# 07 Fiesta ST Install



## BriST (Apr 30, 2014)

Ok, so things are coming together on this so i thought it time to write a thread about it.

I decided to use a N7 2012 3G as my head unit. I originally wanted to build an ODROID pc with touch screen but that was going to be far beyond my capabilities.

So far i have:-


N7 2012 3G with Timurs USB ROM installed
Nova Launcher with a customised (allbeit basic) home screen interface
90 degree OTG cable
Self powered USB hub
Hifimediy Sabre USB DAC ES9023
Double DIN Fascia Plate
OBDII Bluetooth Interface

The DAC will be plugged into the existing head unit, which will be hidden by means of a 3.5mm lead, thus using the head unit as an amp/controller for the 4 speakers in the car.

Ive been trying to find something suitable to power it, ive come across various pieces of kit, namely the DCDC-USB-200 Intelligent converter and its 100w little brother. There are other ITX style converters and regulators but these were the ones that suited my needs best.

Just recently i came across an older (2009) piece of kit that combines the USB hub and power conversion from 12v input to 5v out with the ability to receive a signal from the ignition to switch on/off, this was the Carnetix P5USB but i cant seem to find anyone thats used it in the type of install i have, perhaps im not looking hard enough but if anyone has any experience of this little box of tricks then any help would be appreciated. This would be my preferred option as it guarantees 500ma per port with individual trip switches in case of any short circuit/overload, it also has ignition control to aid in putting the N7 to sleep.

So, at the moment i think i have everything sorted, my only sticking point is the power source and cutting down the fascia plate to suit the N7.

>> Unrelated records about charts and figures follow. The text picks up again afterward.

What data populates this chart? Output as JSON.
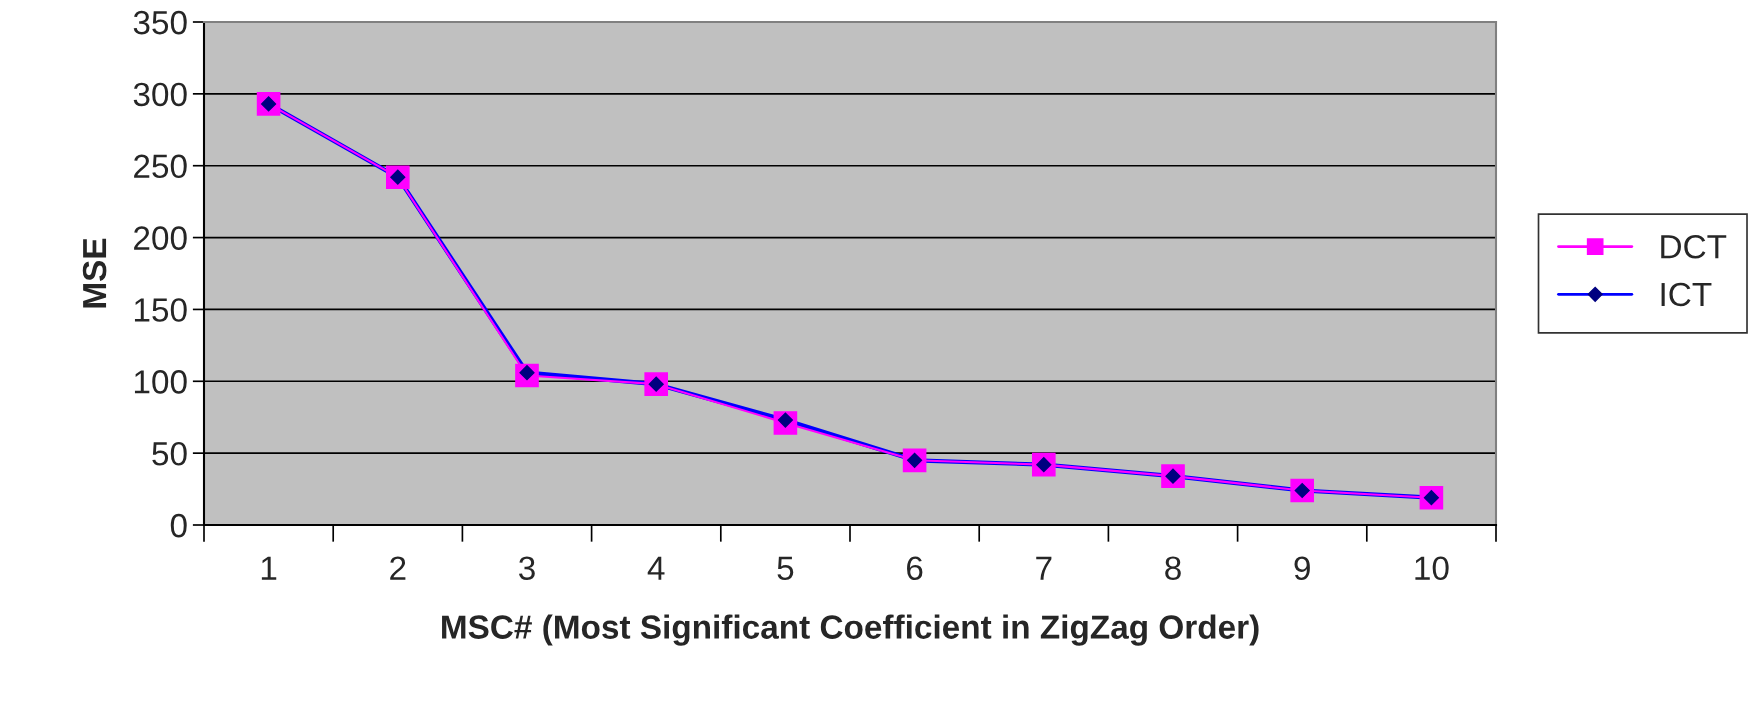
{
  "chart_data": {
    "type": "line",
    "xlabel": "MSC# (Most Significant Coefficient in ZigZag Order)",
    "ylabel": "MSE",
    "categories": [
      "1",
      "2",
      "3",
      "4",
      "5",
      "6",
      "7",
      "8",
      "9",
      "10"
    ],
    "series": [
      {
        "name": "DCT",
        "color": "#ff00ff",
        "marker": "square",
        "values": [
          293,
          242,
          104,
          98,
          71,
          45,
          42,
          34,
          24,
          19
        ]
      },
      {
        "name": "ICT",
        "color": "#0000ff",
        "marker": "diamond",
        "values": [
          293,
          242,
          106,
          98,
          73,
          45,
          42,
          34,
          24,
          19
        ]
      }
    ],
    "ylim": [
      0,
      350
    ],
    "yticks": [
      0,
      50,
      100,
      150,
      200,
      250,
      300,
      350
    ],
    "grid": "y",
    "legend": "right",
    "line_style": "solid"
  }
}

As a starter, here's a quick shot of my interface v1.0, Its basic, and the buttons need sorting out but im having problems with Nova as everything snaps to grid and i dont want it to lol.


----------



## BriST (Apr 30, 2014)

Also, the idea behind getting the 3G option was to stream live radio via Tunein Pro, but this proved an epic fail as switching between antennas on the drive home last night lead to the radio losing signal and cutting out all the time, not good.

So im after any ideas or recommendations for FM tuners with a USB interface that are N7/Android compatible.

Ive read good things about the "Directed HMHD1000I AM/FM/HD Tuner with USB interface" but its a little on the expensive side, there are smaller 'stick type ones available but i know very little about them, what will run on the N7 or even what type of app/software to use for tuning etc.

Please help.

Bri.


----------



## BriST (Apr 30, 2014)

After a bit of reading last night the Carnetix P5USB is a non-starter, at 500ma output it doesnt provide nearly enough juice to charge the nexus while in full operation so its back to the DCDC-USB-200


----------